3 minute read Leadership

What exactly does an Engineering Manager (EM) do?

To some, it’s a promotion from senior engineer. To others, it’s a people-first leadership role. And to many, it’s just… a mystery.

In reality, the EM is a critical force in healthy, high-performing engineering teams, responsible not just for output, but for growth, alignment, and sustainability.

In this post, we’ll break down what engineering managers do (and don’t do), how the role differs from other tech leads or architects, and why it’s more about multiplying impact than writing code.

What Is an Engineering Manager?

At its core, an engineering manager is responsible for:

  • The people: growing, supporting, and enabling engineers
  • The process: ensuring smooth delivery, quality, and team operations
  • The outcomes: aligning engineering output with business and product goals

You won’t always find them in the codebase—but you will find them in 1:1s, roadmap planning, performance reviews, and team retrospectives.

Core Responsibilities of an Engineering Manager

1. People Management

This is the heart of the job.

  • Hiring and onboarding new engineers
  • Running regular 1:1s
  • Giving feedback and performance reviews
  • Coaching engineers toward their career goals
  • Supporting mental health, morale, and motivation

Great EMs invest in people. They spot burnout, encourage growth, and remove blockers, both technical and emotional.

2. Delivery & Execution

While they may not write every line of code, EMs are accountable for how work gets done.

  • Keeping projects on track
  • Coordinating with product managers and stakeholders
  • Managing scope, priorities, and team capacity
  • Creating a healthy balance between speed and quality

An EM helps answer: “Are we delivering the right thing, at the right pace, with the right process?”

3. Team Culture and Collaboration

An EM defines and defends the team’s culture:

  • Psychological safety
  • Shared values
  • Communication norms
  • Feedback rituals (retros, reviews, planning)

They create a space where engineers can do their best work, and be human doing it.

4. Supporting Technical Direction (without Dictating It)

EMs aren’t architects, but they need to understand architecture.

  • Facilitate technical discussions
  • Help unblock difficult decisions
  • Ensure tech decisions align with business constraints

They may delegate to tech leads, but still need the context and credibility to engage at a deep level.

✅ “Let’s review the trade-offs together.”

❌ “Just do it this way because I said so.”

5. Career Development and Talent Growth

Engineering Managers help people grow, not just ship.

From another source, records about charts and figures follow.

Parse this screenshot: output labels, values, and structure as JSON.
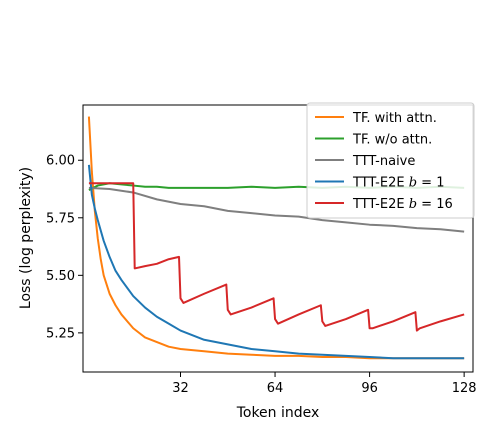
{
  "chart_data": {
    "type": "line",
    "xlabel": "Token index",
    "ylabel": "Loss (log perplexity)",
    "xlim": [
      -1,
      131
    ],
    "ylim": [
      5.08,
      6.24
    ],
    "xticks": [
      32,
      64,
      96,
      128
    ],
    "xtick_labels": [
      "32",
      "64",
      "96",
      "128"
    ],
    "yticks": [
      5.25,
      5.5,
      5.75,
      6.0
    ],
    "ytick_labels": [
      "5.25",
      "5.50",
      "5.75",
      "6.00"
    ],
    "legend_position": "top-right",
    "grid": false,
    "series": [
      {
        "name": "TF. with attn.",
        "color": "#ff7f0e",
        "x": [
          1,
          2,
          3,
          4,
          5,
          6,
          8,
          10,
          12,
          14,
          16,
          18,
          20,
          24,
          28,
          32,
          40,
          48,
          56,
          64,
          72,
          80,
          88,
          96,
          104,
          112,
          120,
          128
        ],
        "y": [
          6.19,
          5.95,
          5.78,
          5.66,
          5.57,
          5.5,
          5.42,
          5.37,
          5.33,
          5.3,
          5.27,
          5.25,
          5.23,
          5.21,
          5.19,
          5.18,
          5.17,
          5.16,
          5.155,
          5.15,
          5.15,
          5.145,
          5.145,
          5.14,
          5.14,
          5.14,
          5.14,
          5.14
        ]
      },
      {
        "name": "TF. w/o attn.",
        "color": "#2ca02c",
        "x": [
          1,
          4,
          8,
          12,
          16,
          20,
          24,
          28,
          32,
          40,
          48,
          56,
          64,
          72,
          80,
          88,
          96,
          104,
          112,
          120,
          128
        ],
        "y": [
          5.87,
          5.89,
          5.9,
          5.895,
          5.89,
          5.885,
          5.885,
          5.88,
          5.88,
          5.88,
          5.88,
          5.885,
          5.88,
          5.885,
          5.88,
          5.885,
          5.88,
          5.885,
          5.88,
          5.885,
          5.88
        ]
      },
      {
        "name": "TTT-naive",
        "color": "#7f7f7f",
        "x": [
          1,
          8,
          16,
          24,
          32,
          40,
          48,
          56,
          64,
          72,
          80,
          88,
          96,
          104,
          112,
          120,
          128
        ],
        "y": [
          5.88,
          5.875,
          5.86,
          5.83,
          5.81,
          5.8,
          5.78,
          5.77,
          5.76,
          5.755,
          5.74,
          5.73,
          5.72,
          5.715,
          5.705,
          5.7,
          5.69
        ]
      },
      {
        "name": "TTT-E2E b = 1",
        "label_prefix": "TTT-E2E ",
        "label_var": "b",
        "label_suffix": " = 1",
        "color": "#1f77b4",
        "x": [
          1,
          2,
          3,
          4,
          6,
          8,
          10,
          12,
          16,
          20,
          24,
          28,
          32,
          40,
          48,
          56,
          64,
          72,
          80,
          88,
          96,
          104,
          112,
          120,
          128
        ],
        "y": [
          5.98,
          5.85,
          5.79,
          5.74,
          5.65,
          5.58,
          5.52,
          5.48,
          5.41,
          5.36,
          5.32,
          5.29,
          5.26,
          5.22,
          5.2,
          5.18,
          5.17,
          5.16,
          5.155,
          5.15,
          5.145,
          5.14,
          5.14,
          5.14,
          5.14
        ]
      },
      {
        "name": "TTT-E2E b = 16",
        "label_prefix": "TTT-E2E ",
        "label_var": "b",
        "label_suffix": " = 16",
        "color": "#d62728",
        "x": [
          1,
          16,
          16.5,
          20,
          24,
          28,
          31.5,
          32,
          33,
          40,
          47.5,
          48,
          49,
          56,
          63.5,
          64,
          65,
          72,
          79.5,
          80,
          81,
          88,
          95.5,
          96,
          97,
          104,
          111.5,
          112,
          113,
          120,
          128
        ],
        "y": [
          5.9,
          5.9,
          5.53,
          5.54,
          5.55,
          5.57,
          5.58,
          5.4,
          5.38,
          5.42,
          5.46,
          5.35,
          5.33,
          5.36,
          5.4,
          5.31,
          5.29,
          5.33,
          5.37,
          5.3,
          5.28,
          5.31,
          5.35,
          5.27,
          5.27,
          5.3,
          5.34,
          5.26,
          5.27,
          5.3,
          5.33
        ]
      }
    ]
  }
}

  • Create growth plans and promotion paths
  • Identify skills gaps and learning opportunities
  • Advocate for engineers across the company
  • Celebrate wins and navigate failures with empathy

EM vs. Staff Engineer vs. Product Owner

These three roles often collaborate closely but have distinct focuses. Here’s how they compare:

Role Primary Focus Key Responsibilities Success Looks Like…
Engineering Manager (EM) People and delivery management Team health, hiring, performance, execution Happy, productive team delivering consistently
Staff Engineer Technical depth and influence System design, mentorship, solving hard technical problems Scalable architecture, unblocked engineers
Product Owner (PO) Product vision and priorities Defining features, managing backlogs, stakeholder alignment Delivering customer value and business outcomes

While their day-to-day work differs, all three roles work toward the same outcome: a product that works well, solves real problems, and ships reliably.

Engineering Management Is a Career Change, Not a Promotion

Becoming an EM isn’t a “level up” from coding; it’s a career pivot.

  • Less time in code
  • More time in meetings, strategy, feedback, and relationships
  • Success measured by team outcomes, not personal output

It’s a rewarding shift, but not the right one for everyone.

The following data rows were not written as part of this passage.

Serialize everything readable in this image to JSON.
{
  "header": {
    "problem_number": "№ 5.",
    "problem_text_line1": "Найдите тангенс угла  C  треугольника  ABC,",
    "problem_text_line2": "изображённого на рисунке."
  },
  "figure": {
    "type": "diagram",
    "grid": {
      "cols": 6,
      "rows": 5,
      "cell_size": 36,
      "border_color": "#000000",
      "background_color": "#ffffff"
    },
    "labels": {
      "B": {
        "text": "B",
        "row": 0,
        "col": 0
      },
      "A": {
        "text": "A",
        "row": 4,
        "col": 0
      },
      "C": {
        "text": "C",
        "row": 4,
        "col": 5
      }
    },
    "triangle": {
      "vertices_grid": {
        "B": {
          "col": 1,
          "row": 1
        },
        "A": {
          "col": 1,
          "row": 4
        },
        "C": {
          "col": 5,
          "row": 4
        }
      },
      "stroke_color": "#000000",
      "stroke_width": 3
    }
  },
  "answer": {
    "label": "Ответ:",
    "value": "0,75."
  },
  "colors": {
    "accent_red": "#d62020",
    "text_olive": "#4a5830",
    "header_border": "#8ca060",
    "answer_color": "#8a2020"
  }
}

Anti-Patterns: What EMs Should Not Do

Avoid these traps:

  • Micromanager: Over-checking PRs or dictating implementation
  • Absent Manager: Vanishes into “meetings” without context or support
  • Hero Syndrome: Tries to fix everything alone instead of building team resilience
  • Tech Lead Plus: Focuses only on code and neglects people

The best EMs build systems of support, not dependency.

Skills That Make a Great Engineering Manager

  • Empathy – Understand what your team is experiencing
  • Clarity – Set goals, communicate expectations, reduce ambiguity
  • Coaching – Help others reach their potential, not just deliver
  • Decision-making – Prioritise, de-risk, and move things forward
  • Trust-building – Earn and keep the respect of your team

Final Thoughts

Engineering Managers are the multipliers of the engineering world. They don’t ship features, but they make sure features get shipped. They don’t own all the decisions, but they create space for good ones to happen.

Whether you’re exploring the EM path yourself or working alongside one, remember:

A great EM doesn’t just manage. They lead; with context, compassion, and clarity.